Então, de repente, eu tive a noção exata do que deveria ser feito. Lembrei-me do monstro de que a velha que ali estivera há pouco me falara, e pensei nos efeitos que ele poderia causar se eu decidisse alimentá-lo nos dias que me restava.

- Eu vou embora desta casa, Sílvia – falei. – Estou indo embora hoje mesmo.

Apressado, pus-me a subir as escadas. Eu sentia um impulso quase irracional para deixar aquela casa o quanto antes.

- Edu, você está doente! – a voz de Sílvia soava às minhas costas. – Não pode ficar sozinho! Além disso...

Notei que ela hesitou antes de prosseguir.

- Além disso, não pode ir embora, assim, simplesmente!

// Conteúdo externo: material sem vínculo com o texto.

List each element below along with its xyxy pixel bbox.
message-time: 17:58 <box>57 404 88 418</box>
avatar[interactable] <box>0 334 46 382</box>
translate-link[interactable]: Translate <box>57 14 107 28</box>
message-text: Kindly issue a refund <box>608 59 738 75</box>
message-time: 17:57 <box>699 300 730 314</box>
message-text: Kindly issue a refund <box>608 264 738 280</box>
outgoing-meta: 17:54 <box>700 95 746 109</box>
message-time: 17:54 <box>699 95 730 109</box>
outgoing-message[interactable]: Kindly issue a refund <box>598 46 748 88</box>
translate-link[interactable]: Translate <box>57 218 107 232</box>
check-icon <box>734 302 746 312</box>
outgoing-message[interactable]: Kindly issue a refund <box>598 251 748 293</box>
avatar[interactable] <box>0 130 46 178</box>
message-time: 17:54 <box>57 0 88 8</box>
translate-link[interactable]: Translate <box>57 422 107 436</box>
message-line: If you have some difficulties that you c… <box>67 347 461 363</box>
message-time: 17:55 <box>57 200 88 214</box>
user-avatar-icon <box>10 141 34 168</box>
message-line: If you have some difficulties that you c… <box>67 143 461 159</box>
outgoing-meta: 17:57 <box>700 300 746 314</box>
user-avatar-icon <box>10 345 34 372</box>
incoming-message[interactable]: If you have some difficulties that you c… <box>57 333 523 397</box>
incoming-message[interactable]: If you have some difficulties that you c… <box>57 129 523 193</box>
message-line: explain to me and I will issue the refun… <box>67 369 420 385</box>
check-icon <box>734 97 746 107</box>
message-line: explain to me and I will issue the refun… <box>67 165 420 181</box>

Parei no topo da escada e me virei para Sílvia. Ela estava no pé da escadaria e me olhava com assombro.

- Por favor, me deixa em paz – pedi. – Nem mesmo eu estou me reconhecendo.

- Edu!

Cheguei até o quarto e, abrindo o maleiro e tirei de lá uma de nossas malas de viagem. Sem qualquer critério, abri as gavetas e lancei para dentro algumas cuecas e pares de meias. Fiz o mesmo com camisetas; escolhi duas calças e quatro camisas, fiz uma dobra e guardei.

- Edu! – repetiu Sílvia, parada junto à porta do quarto.

- Eu já pedi – falei. – Me deixe em paz.

Fechei a mala e puxei o zíper.

Saia daqui. Saia daqui o quanto antes, algo gritava, dentro de mim.

- Saia da frente, Sílvia. Por favor, eu não quero...

- Edu, me escute antes – Sílvia segurou a alça da mala, tentando me forçar a largá-la. Na tentativa de me desvencilhar, toquei sua mão e senti o calor e suavidade de sua pele. Repentinamente, todos os poros de minha pele pareciam transpirar vida, numa atração irresistível que me fazia desejar mergulhar em seu corpo e possuí-la.